Monday 18 March 2019

Up for Debate II

Sharon: He has no idea the extent of my love and I blame me for that. I've suffered a lot of hurting from this love, yet it never dies. It may not be easily noticed, cause it's been buried in a lot of pain. I lit up every time I see him out of the blue, but I get mood swings whenever he brings up certain topics I don't wanna talk about. The very one I'm tired of hearing is, "we need to talk", cause it never ends well. I won't deny my love for him, nevertheless certain things are better not said. He mentioned that I complained of him hiding me, meanwhile I never introduced him as my boyfriend to any of my friends and many more that really got to me though, but I ignored. I was crushed by the many things he said, that he had no idea of, cause I decided not to respond to them. He is such a sweet loving guy, who is not really decisive yet when he makes up his mind I'm certain he will stick to it all the way.

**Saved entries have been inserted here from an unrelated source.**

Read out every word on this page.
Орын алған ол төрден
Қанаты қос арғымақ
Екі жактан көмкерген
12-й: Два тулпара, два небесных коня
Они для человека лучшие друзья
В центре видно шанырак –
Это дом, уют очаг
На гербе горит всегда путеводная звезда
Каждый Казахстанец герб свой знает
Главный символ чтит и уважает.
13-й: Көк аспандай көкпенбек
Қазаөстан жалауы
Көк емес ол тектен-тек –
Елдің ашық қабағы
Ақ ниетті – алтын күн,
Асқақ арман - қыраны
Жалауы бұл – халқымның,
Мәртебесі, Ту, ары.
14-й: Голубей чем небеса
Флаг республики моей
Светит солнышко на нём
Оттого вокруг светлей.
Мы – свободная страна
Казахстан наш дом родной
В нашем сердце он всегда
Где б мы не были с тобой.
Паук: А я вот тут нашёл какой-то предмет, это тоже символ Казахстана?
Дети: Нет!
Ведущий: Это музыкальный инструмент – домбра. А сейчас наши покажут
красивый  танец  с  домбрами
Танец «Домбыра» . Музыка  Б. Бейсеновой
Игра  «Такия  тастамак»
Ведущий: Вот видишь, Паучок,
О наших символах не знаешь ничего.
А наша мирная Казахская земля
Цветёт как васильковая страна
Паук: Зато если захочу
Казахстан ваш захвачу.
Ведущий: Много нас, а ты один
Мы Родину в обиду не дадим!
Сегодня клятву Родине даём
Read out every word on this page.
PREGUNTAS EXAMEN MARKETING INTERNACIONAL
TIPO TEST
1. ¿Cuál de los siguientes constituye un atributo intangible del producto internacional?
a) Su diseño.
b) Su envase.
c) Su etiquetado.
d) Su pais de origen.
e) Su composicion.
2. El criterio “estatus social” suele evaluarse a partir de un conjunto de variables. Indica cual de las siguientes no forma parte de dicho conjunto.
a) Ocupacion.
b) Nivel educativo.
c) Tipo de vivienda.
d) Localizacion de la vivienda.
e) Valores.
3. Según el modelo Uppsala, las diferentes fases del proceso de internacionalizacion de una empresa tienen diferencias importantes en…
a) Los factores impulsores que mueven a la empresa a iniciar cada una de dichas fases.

He shares a lot of things with me and I appreciate that a lot. He has a little deficiency in cheering me up when I really need it. Notwithstanding, he is a talented writer, singer and super smart and I admire that about him. Any woman would be lucky to have him, cause he is unique, hence one of  a kind. Togetherness broke us apart, yet I miss his presence these days and that smile of his that gives me inner peace.